Le sentenze hanno evidenziato come l’aumento del 65% delle volumetrie sia stato applicato senza alcuna logica di riqualificazione urbana, spesso su singoli edifici non abbandonati, come accaduto in via Oberdan. E ora si vuole andare oltre: l’art. 10, comma 1, lett. b introduce la possibilità di applicare il Decreto Sviluppo anche al singolo edificio “degradato”, derogando ad altezze e distanze. Una previsione gravissima, considerata l’assoluta mancanza di una definizione normativa di “degrado”, che lascia campo libero a trattamenti arbitrari tra zone e Comuni.
A questo si aggiunge la cancellazione di ogni riferimento al D.M. 1444/1968, sostituito dal più permissivo art. 2-bis del DPR 380/2001. Il risultato? Nessun vincolo sulle altezze, anche fuori sagoma, né sull’ampliamento delle distanze dagli edifici esistenti.
Quello che intravediamo è un ritorno alla bulimia edilizia, con l’abbandono di qualsiasi pianificazione urbana coerente. Non siamo contrari agli strumenti di rigenerazione urbana previsti dal Decreto Sviluppo, ma contestiamo fermamente l’uso distorto e fuori controllo che se ne è fatto. Ricordiamo che il centrodestra, dal 2019, ha già ampliato gli incentivi volumetrici: dal 20% originario del Decreto, al 50% con la L.R. 49/2012, fino al 65% previsto dalla L.R. 29/2020.
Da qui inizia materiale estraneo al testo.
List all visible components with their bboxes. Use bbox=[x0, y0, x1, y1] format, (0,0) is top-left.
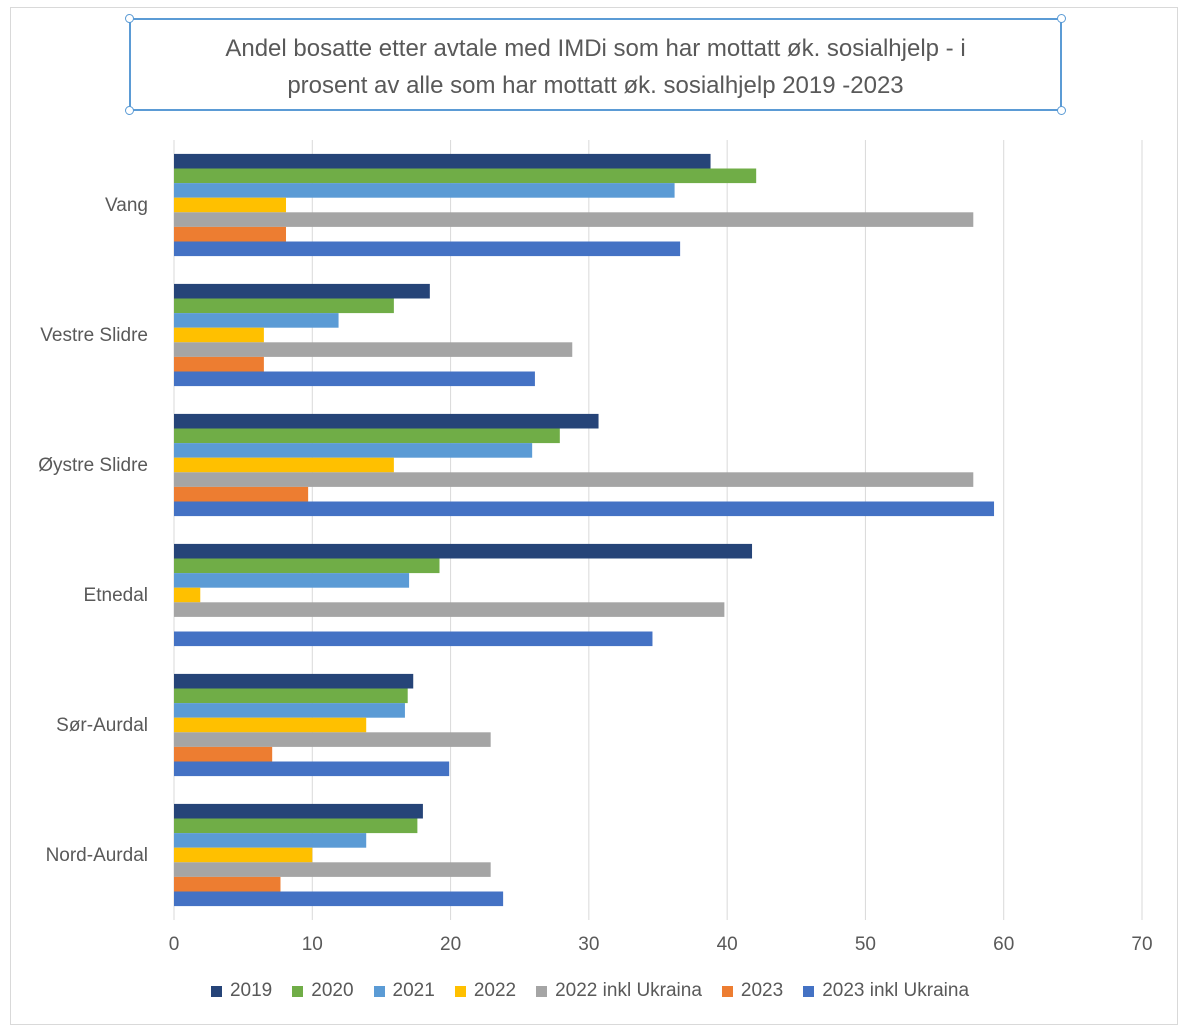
bar bbox=[174, 168, 757, 184]
bar bbox=[174, 457, 394, 473]
bar bbox=[174, 428, 560, 444]
legend-label: 2019 bbox=[229, 980, 273, 1001]
bar bbox=[174, 573, 410, 588]
bar bbox=[174, 327, 264, 343]
bar bbox=[174, 803, 423, 819]
bar bbox=[174, 818, 418, 834]
legend-label: 2021 bbox=[392, 980, 435, 1001]
legend-label: 2023 bbox=[740, 980, 784, 1001]
bar bbox=[174, 847, 313, 863]
bar bbox=[174, 197, 287, 213]
bar bbox=[174, 732, 491, 747]
legend-swatch bbox=[803, 985, 815, 997]
bar bbox=[174, 876, 281, 892]
bar bbox=[174, 486, 309, 502]
x-tick-label: 30 bbox=[578, 934, 599, 955]
category-label: Sør-Aurdal bbox=[56, 715, 148, 736]
legend-swatch bbox=[536, 985, 548, 997]
legend-label: 2022 inkl Ukraina bbox=[555, 980, 702, 1001]
bar bbox=[174, 703, 405, 718]
resize-handle-top-right[interactable] bbox=[1057, 14, 1066, 23]
legend-swatch bbox=[721, 985, 733, 997]
bar bbox=[174, 543, 753, 559]
bar bbox=[174, 241, 681, 257]
category-label: Nord-Aurdal bbox=[46, 845, 148, 866]
bar bbox=[174, 356, 264, 372]
bar bbox=[174, 501, 995, 517]
bar bbox=[174, 226, 287, 242]
legend-swatch bbox=[292, 985, 304, 997]
bar bbox=[174, 746, 273, 762]
x-tick-label: 20 bbox=[440, 934, 461, 955]
bar bbox=[174, 183, 675, 198]
legend-label: 2022 bbox=[473, 980, 517, 1001]
bar bbox=[174, 891, 504, 907]
chart-title[interactable]: Andel bosatte etter avtale med IMDi som … bbox=[225, 35, 966, 99]
bar bbox=[174, 833, 367, 848]
legend-item: 2023 inkl Ukraina bbox=[803, 980, 969, 1002]
bar bbox=[174, 298, 394, 314]
bar bbox=[174, 413, 599, 429]
bar bbox=[174, 371, 535, 387]
category-label: Vestre Slidre bbox=[40, 325, 148, 346]
bar bbox=[174, 602, 725, 617]
bar bbox=[174, 717, 367, 733]
x-tick-label: 40 bbox=[717, 934, 738, 955]
x-tick-label: 0 bbox=[169, 934, 180, 955]
legend-swatch bbox=[210, 985, 222, 997]
bar bbox=[174, 761, 450, 777]
legend-item: 2022 bbox=[454, 980, 517, 1002]
legend-item: 2021 bbox=[373, 980, 435, 1002]
legend-swatch bbox=[373, 985, 385, 997]
bar bbox=[174, 631, 653, 647]
legend-label: 2023 inkl Ukraina bbox=[822, 980, 970, 1001]
x-tick-label: 60 bbox=[993, 934, 1014, 955]
legend-swatch bbox=[454, 985, 466, 997]
x-tick-label: 50 bbox=[855, 934, 876, 955]
x-tick-label: 70 bbox=[1131, 934, 1152, 955]
legend-item: 2019 bbox=[210, 980, 273, 1002]
resize-handle-top-left[interactable] bbox=[125, 14, 134, 23]
bar bbox=[174, 443, 533, 458]
bar bbox=[174, 313, 339, 328]
resize-handle-bottom-right[interactable] bbox=[1057, 106, 1066, 115]
category-label: Øystre Slidre bbox=[38, 455, 148, 476]
title-selection-box[interactable]: Andel bosatte etter avtale med IMDi som … bbox=[125, 14, 1066, 115]
category-label: Vang bbox=[105, 195, 148, 216]
legend-item: 2020 bbox=[292, 980, 354, 1002]
bar bbox=[174, 153, 711, 169]
x-tick-label: 10 bbox=[302, 934, 323, 955]
bar bbox=[174, 558, 440, 574]
bar bbox=[174, 673, 414, 689]
legend-label: 2020 bbox=[311, 980, 354, 1001]
bar bbox=[174, 862, 491, 877]
bar bbox=[174, 212, 974, 227]
bar bbox=[174, 283, 430, 299]
bar bbox=[174, 472, 974, 487]
legend-item: 2022 inkl Ukraina bbox=[536, 980, 702, 1002]
bar bbox=[174, 587, 201, 603]
category-label: Etnedal bbox=[84, 585, 148, 606]
bar bbox=[174, 688, 408, 704]
resize-handle-bottom-left[interactable] bbox=[125, 106, 134, 115]
bar bbox=[174, 342, 573, 357]
chart-legend: 2019 2020 2021 2022 2022 inkl Ukraina 2023 202… bbox=[0, 980, 1180, 1002]
legend-item: 2023 bbox=[721, 980, 784, 1002]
Infine, la norma che più ci allarma: l’estensione degli incentivi volumetrici anche a zone vincolate paesaggisticamente e agli immobili sottoposti a tutela indiretta, come nel caso del rione Pineta a Pescara. Qui, dal 2019, gli interventi devono rispettare rigidamente sagoma, volume e stile originari. Con la nuova legge, si potranno invece demolire e ricostruire con l’incentivo del 65%, previa autorizzazione della Soprintendenza. Una scelta che rischia di distruggere uno dei pochi ambiti urbani ancora integri. Lo stesso ente, ascoltato in Commissione, ha già segnalato il rischio di valanghe di ricorsi che vanificherebbero il vincolo.
Per questo oggi abbiamo convocato questa conferenza stampa con i Consiglieri comunali di Pescara. Perché serve trasparenza, consapevolezza, e soprattutto un’assunzione di responsabilità da parte dell’Amministrazione comunale. Non accetteremo che un domani, di fronte al danno, si tenti di scaricare ogni responsabilità sulla Regione. È il momento della mobilitazione.